Un po’ di cose random che ho visto, letto e sentito negli ultimi, toh, 20 giorni. E relativi superficiali & frettolosi commenti. Ho visto – alla buon’ora – l’ultimo Batman di Nolan. Inferiore agli altri due, e forse neanche di poco. Non il massimo in quanto a fluidità, un minestrone di eventi mai sviluppati a dovere. Ma c’è Anne Hathaway. Ho visto Eva, gradevole film di fantascienza su robotica e confine AI-umani. Ho visto Snowpiercer, altra fantascienza, che in molti m’avevano consigliato: anche qui, niente di davvero sconvolgente, dal momento che il treno qui è ciò che l’astronave è in mille altri film, ma si fa guardare. Ho visto About time, che è una commedia romantica – o giù di lì – con l’elemento viaggi-nel-tempo e con la colonna sonora del grande Paul Buchanan. Niente di cervellotico, anzi: qui il viaggiare nel tempo è solo un espediente per esprimere, diciamo così, un paio di concetti, diciamo così, di filosofia esistenziale a buon mercato. Ma se capita lo rivedo. A proposito di commedie romantiche: ho finito la trilogia di Linklater e guardato Before Midnight (buono), ho visto One day – commedia ma anche no, disperata e che t’incolla allo schermo anche perché (c’è Anne Hathaway) – e I love movies, originale e frizzante, con una Lucy Liu impagabile. Poi ho rivisto Django di Tarantino e, mi dispiace, mi dispiace perché credo che Tarantino sia un grande e possa fare meglio, mi dispiace ma l’ho (ri)trovato un po’ un polpettone (unpounpolpettone). E mi son messo in pari con Perception, forse l’unica serie tv che ho davvero voglia di seguire. Ogni tanto. Ah, Jimi, il film che racconta un anno particolare della vita di Jimi Hendrix, è lavoro evitabilissimo. Insomma, ho visto questi e un sacco di altra roba che sicuramente mi scordo di citare. E ora attendo Interstellar di Nolan (da valutare se vederlo al cinema in mezzo alla gente che chiacchiera o aspettare l’uscita in dvd/blu-ray). E qui, anche qui, c’è Anne Hathaway.

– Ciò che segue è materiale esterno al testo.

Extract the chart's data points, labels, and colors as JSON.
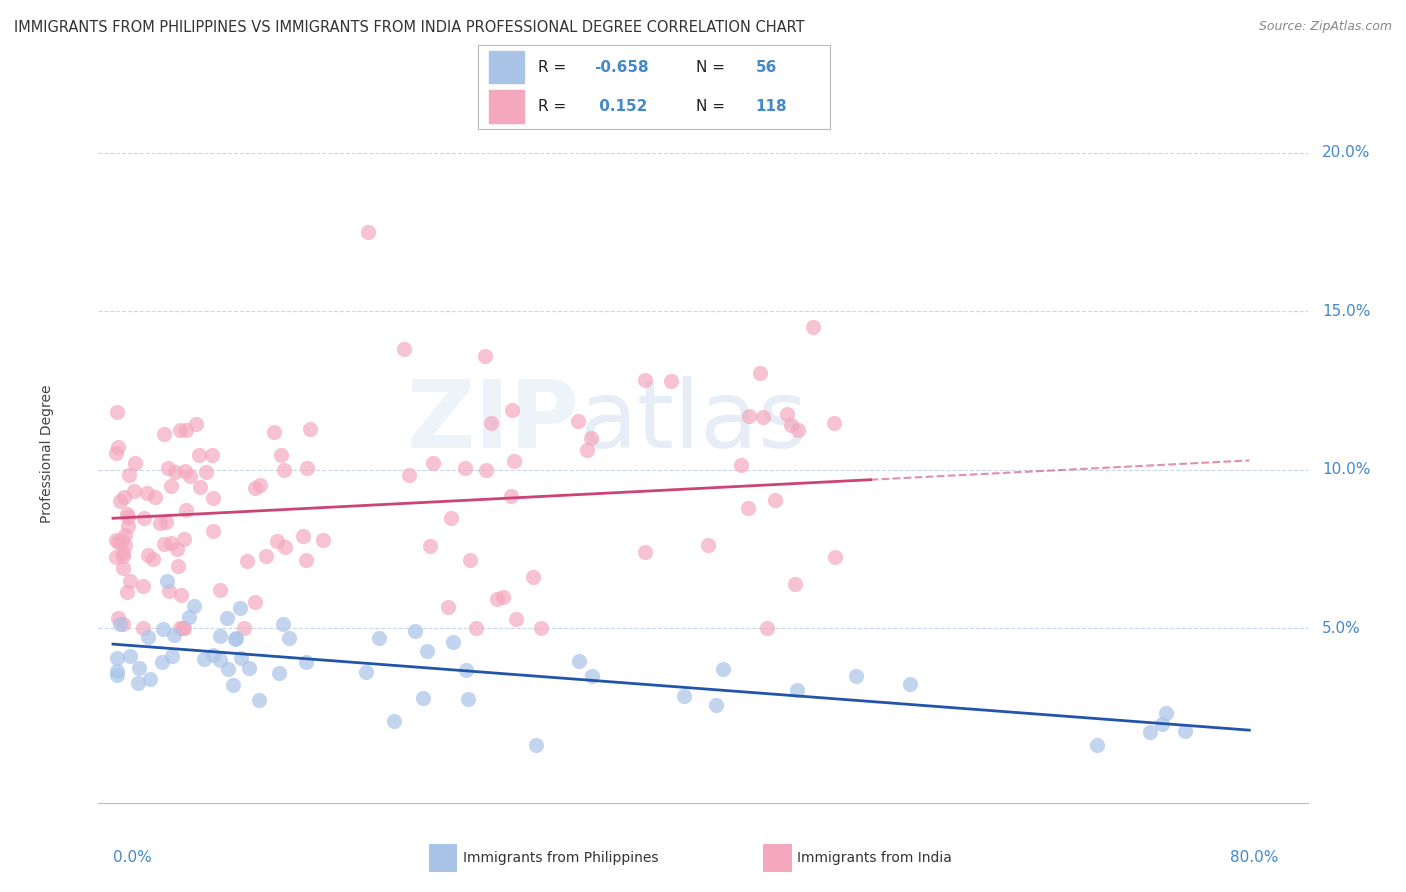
{
  "title": "IMMIGRANTS FROM PHILIPPINES VS IMMIGRANTS FROM INDIA PROFESSIONAL DEGREE CORRELATION CHART",
  "source": "Source: ZipAtlas.com",
  "ylabel": "Professional Degree",
  "xtick_left": "0.0%",
  "xtick_right": "80.0%",
  "ytick_vals": [
    5.0,
    10.0,
    15.0,
    20.0
  ],
  "ytick_labels": [
    "5.0%",
    "10.0%",
    "15.0%",
    "20.0%"
  ],
  "series1_label": "Immigrants from Philippines",
  "series2_label": "Immigrants from India",
  "series1_R": "-0.658",
  "series1_N": "56",
  "series2_R": "0.152",
  "series2_N": "118",
  "series1_color": "#aac4e8",
  "series2_color": "#f4a8be",
  "series1_trend_color": "#2255aa",
  "series2_trend_color": "#cc4477",
  "label_color": "#4488cc",
  "grid_color": "#c8d8ea",
  "background_color": "#ffffff",
  "xlim_data": [
    0,
    80
  ],
  "ylim_data": [
    0,
    21
  ],
  "legend_R1": "R = -0.658",
  "legend_N1": "N = 56",
  "legend_R2": "R =  0.152",
  "legend_N2": "N = 118"
}
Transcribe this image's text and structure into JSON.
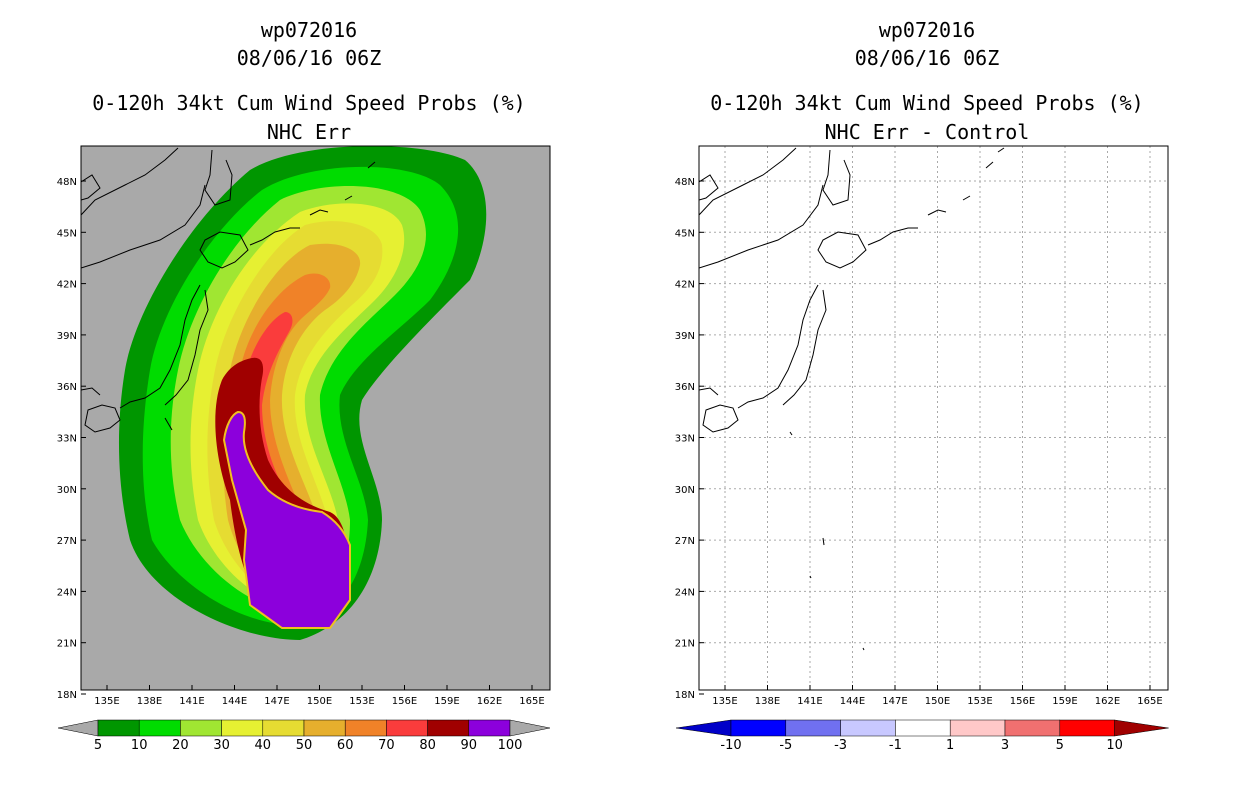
{
  "left_panel": {
    "storm_id": "wp072016",
    "datetime": "08/06/16 06Z",
    "product": "0-120h 34kt Cum Wind Speed Probs (%)",
    "subtitle": "NHC Err",
    "colorbar": {
      "labels": [
        "5",
        "10",
        "20",
        "30",
        "40",
        "50",
        "60",
        "70",
        "80",
        "90",
        "100"
      ],
      "colors": [
        "#009600",
        "#00dc00",
        "#a0e632",
        "#e6f032",
        "#e6dc32",
        "#e6af2d",
        "#f08228",
        "#fa3c3c",
        "#a00000",
        "#8c00dc"
      ]
    }
  },
  "right_panel": {
    "storm_id": "wp072016",
    "datetime": "08/06/16 06Z",
    "product": "0-120h 34kt Cum Wind Speed Probs (%)",
    "subtitle": "NHC Err - Control",
    "colorbar": {
      "labels": [
        "-10",
        "-5",
        "-3",
        "-1",
        "1",
        "3",
        "5",
        "10"
      ],
      "colors": [
        "#0000c8",
        "#0000ff",
        "#7070f0",
        "#c8c8ff",
        "#ffffff",
        "#ffc8c8",
        "#f07070",
        "#ff0000",
        "#a00000"
      ]
    }
  },
  "axes": {
    "lon_labels": [
      "135E",
      "138E",
      "141E",
      "144E",
      "147E",
      "150E",
      "153E",
      "156E",
      "159E",
      "162E",
      "165E"
    ],
    "lat_labels": [
      "48N",
      "45N",
      "42N",
      "39N",
      "36N",
      "33N",
      "30N",
      "27N",
      "24N",
      "21N",
      "18N"
    ]
  },
  "colors": {
    "land_bg": "#a9a9a9",
    "grid": "#aaaaaa"
  }
}
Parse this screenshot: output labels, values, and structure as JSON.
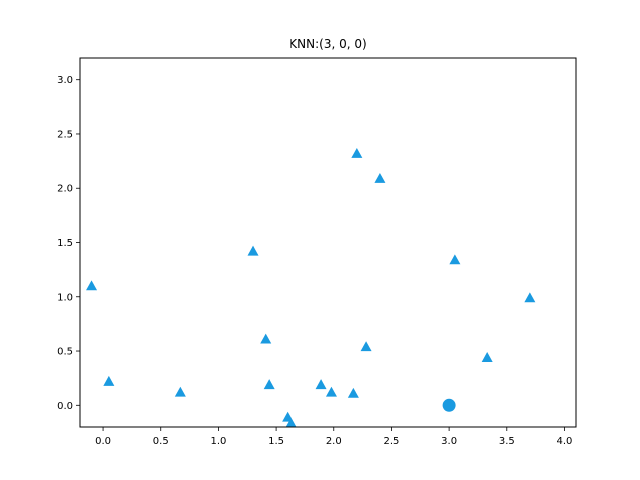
{
  "chart_data": {
    "type": "scatter",
    "title": "KNN:(3, 0, 0)",
    "xlabel": "",
    "ylabel": "",
    "xlim": [
      -0.2,
      4.1
    ],
    "ylim": [
      -0.2,
      3.2
    ],
    "xticks": [
      0.0,
      0.5,
      1.0,
      1.5,
      2.0,
      2.5,
      3.0,
      3.5,
      4.0
    ],
    "xtick_labels": [
      "0.0",
      "0.5",
      "1.0",
      "1.5",
      "2.0",
      "2.5",
      "3.0",
      "3.5",
      "4.0"
    ],
    "yticks": [
      0.0,
      0.5,
      1.0,
      1.5,
      2.0,
      2.5,
      3.0
    ],
    "ytick_labels": [
      "0.0",
      "0.5",
      "1.0",
      "1.5",
      "2.0",
      "2.5",
      "3.0"
    ],
    "grid": false,
    "colors": {
      "marker": "#1a9ae0",
      "axes": "#000000",
      "background": "#ffffff"
    },
    "series": [
      {
        "marker": "triangle",
        "points": [
          [
            -0.1,
            1.1
          ],
          [
            0.05,
            0.22
          ],
          [
            0.67,
            0.12
          ],
          [
            1.3,
            1.42
          ],
          [
            1.41,
            0.61
          ],
          [
            1.44,
            0.19
          ],
          [
            1.6,
            -0.11
          ],
          [
            1.63,
            -0.16
          ],
          [
            1.89,
            0.19
          ],
          [
            1.98,
            0.12
          ],
          [
            2.17,
            0.11
          ],
          [
            2.2,
            2.32
          ],
          [
            2.28,
            0.54
          ],
          [
            2.4,
            2.09
          ],
          [
            3.05,
            1.34
          ],
          [
            3.33,
            0.44
          ],
          [
            3.7,
            0.99
          ]
        ]
      },
      {
        "marker": "circle",
        "points": [
          [
            3.0,
            0.0
          ]
        ]
      }
    ]
  }
}
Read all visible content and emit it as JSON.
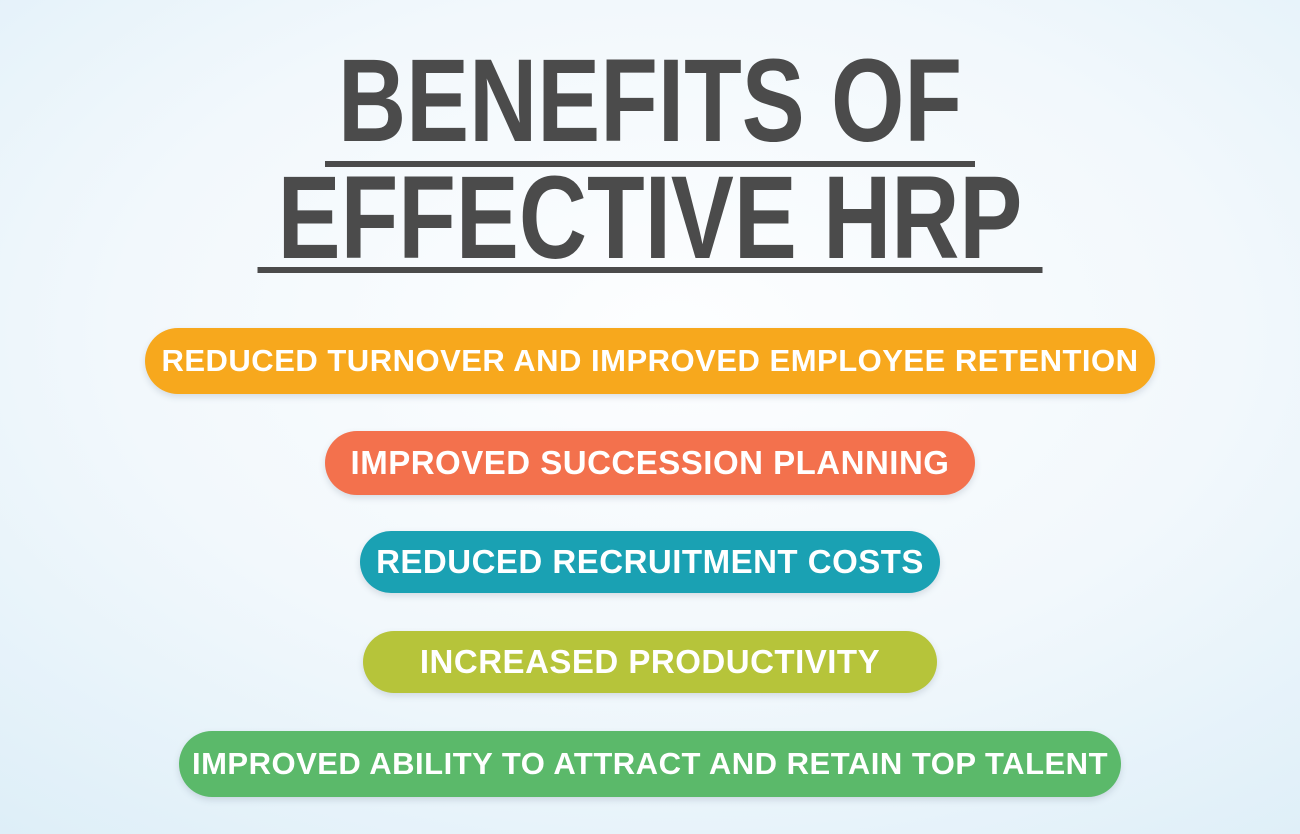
{
  "title": {
    "line1": "BENEFITS OF",
    "line2": "EFFECTIVE HRP",
    "color": "#4b4b4b",
    "underline_color": "#4b4b4b"
  },
  "background": {
    "center_color": "#fdfeff",
    "edge_color": "#d7ebf7"
  },
  "benefits": [
    {
      "label": "REDUCED TURNOVER AND IMPROVED EMPLOYEE RETENTION",
      "color": "#f7a81d",
      "text_color": "#ffffff"
    },
    {
      "label": "IMPROVED SUCCESSION PLANNING",
      "color": "#f3714d",
      "text_color": "#ffffff"
    },
    {
      "label": "REDUCED RECRUITMENT COSTS",
      "color": "#1aa1b3",
      "text_color": "#ffffff"
    },
    {
      "label": "INCREASED PRODUCTIVITY",
      "color": "#b6c43a",
      "text_color": "#ffffff"
    },
    {
      "label": "IMPROVED ABILITY TO ATTRACT AND RETAIN TOP TALENT",
      "color": "#5bb96a",
      "text_color": "#ffffff"
    }
  ]
}
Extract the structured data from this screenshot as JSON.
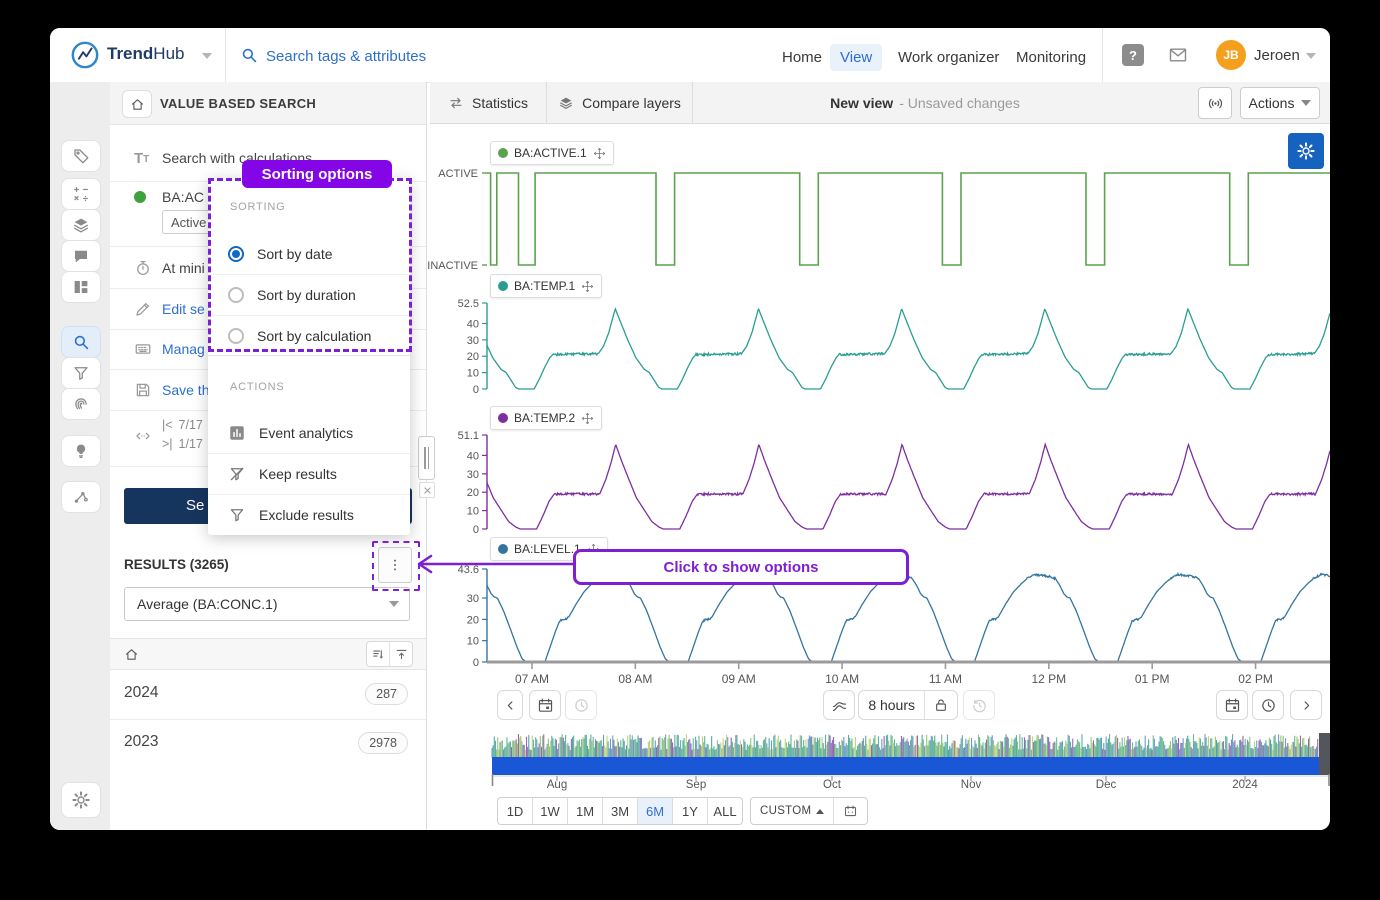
{
  "navbar": {
    "brand_trend": "Trend",
    "brand_hub": "Hub",
    "search_placeholder": "Search tags & attributes",
    "links": [
      {
        "label": "Home",
        "active": false
      },
      {
        "label": "View",
        "active": true
      },
      {
        "label": "Work organizer",
        "active": false
      },
      {
        "label": "Monitoring",
        "active": false
      }
    ],
    "help_glyph": "?",
    "user_initials": "JB",
    "user_name": "Jeroen"
  },
  "panel": {
    "title": "VALUE BASED SEARCH",
    "rows": {
      "search_calc": "Search with calculations",
      "tag": "BA:AC",
      "chip": "Active",
      "at_min": "At mini",
      "edit": "Edit se",
      "manage": "Manag",
      "save": "Save th"
    },
    "pagination": {
      "first_icon": "|<",
      "first": "7/17",
      "second_icon": ">|",
      "second": "1/17"
    },
    "search_button": "Se",
    "results_heading": "RESULTS (3265)",
    "aggregate": "Average (BA:CONC.1)",
    "years": [
      {
        "label": "2024",
        "count": "287"
      },
      {
        "label": "2023",
        "count": "2978"
      }
    ]
  },
  "popup": {
    "badge": "Sorting options",
    "sorting_header": "SORTING",
    "options": [
      {
        "label": "Sort by date",
        "selected": true
      },
      {
        "label": "Sort by duration",
        "selected": false
      },
      {
        "label": "Sort by calculation",
        "selected": false
      }
    ],
    "actions_header": "ACTIONS",
    "actions": [
      "Event analytics",
      "Keep results",
      "Exclude results"
    ]
  },
  "annotation": {
    "label": "Click to show options"
  },
  "toolbar": {
    "statistics": "Statistics",
    "compare_layers": "Compare layers",
    "view_name": "New view",
    "view_status": "- Unsaved changes",
    "actions_label": "Actions"
  },
  "timebar": {
    "duration": "8 hours"
  },
  "overview": {
    "months": [
      "Aug",
      "Sep",
      "Oct",
      "Nov",
      "Dec",
      "2024"
    ]
  },
  "ranges": {
    "buttons": [
      "1D",
      "1W",
      "1M",
      "3M",
      "6M",
      "1Y",
      "ALL"
    ],
    "active": "6M",
    "custom_label": "CUSTOM"
  },
  "colors": {
    "accent": "#2c6fd1",
    "purple": "#7d1fd3",
    "badge_purple": "#8405e6",
    "navy_button": "#16355e",
    "avatar_orange": "#f59f1e"
  },
  "chart_data": {
    "type": "line",
    "x_axis": {
      "labels": [
        "07 AM",
        "08 AM",
        "09 AM",
        "10 AM",
        "11 AM",
        "12 PM",
        "01 PM",
        "02 PM"
      ],
      "hours": [
        7,
        8,
        9,
        10,
        11,
        12,
        13,
        14
      ],
      "window_hours": [
        6.565,
        14.72
      ]
    },
    "series": [
      {
        "tag": "BA:ACTIVE.1",
        "color": "#5aa34d",
        "kind": "digital",
        "y_labels": [
          "ACTIVE",
          "INACTIVE"
        ],
        "low_intervals": [
          [
            6.6,
            6.66
          ],
          [
            6.87,
            7.03
          ],
          [
            8.2,
            8.38
          ],
          [
            9.59,
            9.77
          ],
          [
            10.97,
            11.15
          ],
          [
            12.36,
            12.54
          ],
          [
            13.75,
            13.93
          ]
        ]
      },
      {
        "tag": "BA:TEMP.1",
        "color": "#2a9d92",
        "kind": "analog",
        "y_max": 52.5,
        "y_max_label": "52.5",
        "y_ticks": [
          40,
          30,
          20,
          10,
          0
        ],
        "period_hours": 1.385,
        "peak_hour": 7.806,
        "peak_value": 49,
        "plateau_value": 21.5,
        "cycle": [
          [
            0,
            49
          ],
          [
            0.05,
            41
          ],
          [
            0.12,
            30
          ],
          [
            0.2,
            19
          ],
          [
            0.28,
            12
          ],
          [
            0.33,
            10
          ],
          [
            0.38,
            5
          ],
          [
            0.42,
            1
          ],
          [
            0.45,
            0
          ],
          [
            0.6,
            0
          ],
          [
            0.65,
            6
          ],
          [
            0.7,
            13
          ],
          [
            0.75,
            19
          ],
          [
            0.78,
            21
          ],
          [
            1.22,
            21.5
          ],
          [
            1.27,
            26
          ],
          [
            1.32,
            34
          ],
          [
            1.385,
            49
          ]
        ],
        "noise": [
          {
            "range": [
              0.78,
              1.22
            ],
            "amp": 0.7
          }
        ]
      },
      {
        "tag": "BA:TEMP.2",
        "color": "#7d2ea0",
        "kind": "analog",
        "y_max": 51.1,
        "y_max_label": "51.1",
        "y_ticks": [
          40,
          30,
          20,
          10,
          0
        ],
        "period_hours": 1.385,
        "peak_hour": 7.81,
        "peak_value": 46,
        "plateau_value": 19,
        "cycle": [
          [
            0,
            46
          ],
          [
            0.05,
            38
          ],
          [
            0.12,
            28
          ],
          [
            0.2,
            17
          ],
          [
            0.28,
            10
          ],
          [
            0.35,
            4
          ],
          [
            0.42,
            1
          ],
          [
            0.46,
            0
          ],
          [
            0.62,
            0
          ],
          [
            0.68,
            7
          ],
          [
            0.74,
            15
          ],
          [
            0.79,
            19
          ],
          [
            1.23,
            19
          ],
          [
            1.29,
            27
          ],
          [
            1.34,
            36
          ],
          [
            1.385,
            46
          ]
        ],
        "noise": [
          {
            "range": [
              0.79,
              1.23
            ],
            "amp": 0.6
          }
        ]
      },
      {
        "tag": "BA:LEVEL.1",
        "color": "#33749f",
        "kind": "analog",
        "y_max": 43.6,
        "y_max_label": "43.6",
        "y_ticks": [
          30,
          20,
          10,
          0
        ],
        "period_hours": 1.385,
        "peak_hour": 7.71,
        "peak_value": 41,
        "cycle": [
          [
            0,
            41
          ],
          [
            0.08,
            40.5
          ],
          [
            0.15,
            40
          ],
          [
            0.2,
            39
          ],
          [
            0.24,
            36
          ],
          [
            0.28,
            32
          ],
          [
            0.31,
            30.5
          ],
          [
            0.34,
            30
          ],
          [
            0.4,
            24
          ],
          [
            0.47,
            15
          ],
          [
            0.53,
            7
          ],
          [
            0.58,
            1.5
          ],
          [
            0.62,
            0
          ],
          [
            0.8,
            0
          ],
          [
            0.85,
            7
          ],
          [
            0.9,
            14
          ],
          [
            0.94,
            19
          ],
          [
            0.97,
            20
          ],
          [
            1.0,
            20
          ],
          [
            1.03,
            21
          ],
          [
            1.1,
            27
          ],
          [
            1.18,
            33
          ],
          [
            1.26,
            37
          ],
          [
            1.32,
            39.5
          ],
          [
            1.385,
            41
          ]
        ],
        "noise": [
          {
            "range": [
              0,
              0.2
            ],
            "amp": 0.45
          },
          {
            "range": [
              1.3,
              1.385
            ],
            "amp": 0.45
          },
          {
            "range": [
              0.94,
              1.03
            ],
            "amp": 0.4
          }
        ]
      }
    ]
  }
}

E naturalmente – o questo o altro – non ho letto quasi nulla. Tranne parti di libro in funzione-tesi. E Vita di Galileo di Brecht (per completismo) e (lo sto terminando, mettendoci un’eternità) Rumore Bianco di DeLillo.

Cosa ho ascoltato? Un po’ il nuovo Sanctuary, che è come i Nevermore ma senza quel pathos, quella profondità, quelle atmosfere cupe e disperate e atee. Quasi come i Nevermore, suvvia. Ma non durerà altrettanto. Poi mi è piaciuto molto il disco solista di J Mascis (Dinosaur Jr), Tied to a star. Acustico, freschissimo, da una botta e via. E ho fatto un ripassone pre-autunnale dei Pain of Salvation, discografia tutta, che ci stava da Dio (ora esce Falling Home, live acustico). Rivalutando, sentite un po’, anche diversi pezzi dell’ultrabocciato Be. Sarà la vecchiaia.

E’ solo un altro giro di giostra (attorno al sole)

Evoluzione controllata, manipolata, finalizzata. Focalizzazione, ancora più che in passato, sulle melodie e sulla struttura della canzone. Assoli di quelli scintillanti che ti fanno tornare quattordicenne, l’epoca non si sa come scopristi che le manciate di note suonate più o meno velocemente potevano in fin dei conti avere un qualche senso profondo, e coinvolgerti, e svegliare i bulbi piliferi, e farti urlare che Dio c’è anche se non c’è. Ritornelli di malcelato, terroso, pop. Aggressività, minaccia e dinamismo come non mai. Una visione totale di oscurità e ammassi stellari. E pezzi micidiali come Tread lightly, The Motherload, High Road, Asleep in the Deep (tra Baroness e Blue Oyster Cult), Aunt Lisa e Diamond in the Witch House (tra atmosfere doom e Voivod).

Se non si fosse capito: Once more ‘round the sun dei Mastodon è uscito ed è, non c’è neanche più da stupirsi, una delle migliori cose che il rock ha da offrire al giorno d’oggi. Altro lavoro interessantissimo – forse il più costante e maturo – per il gruppo americano.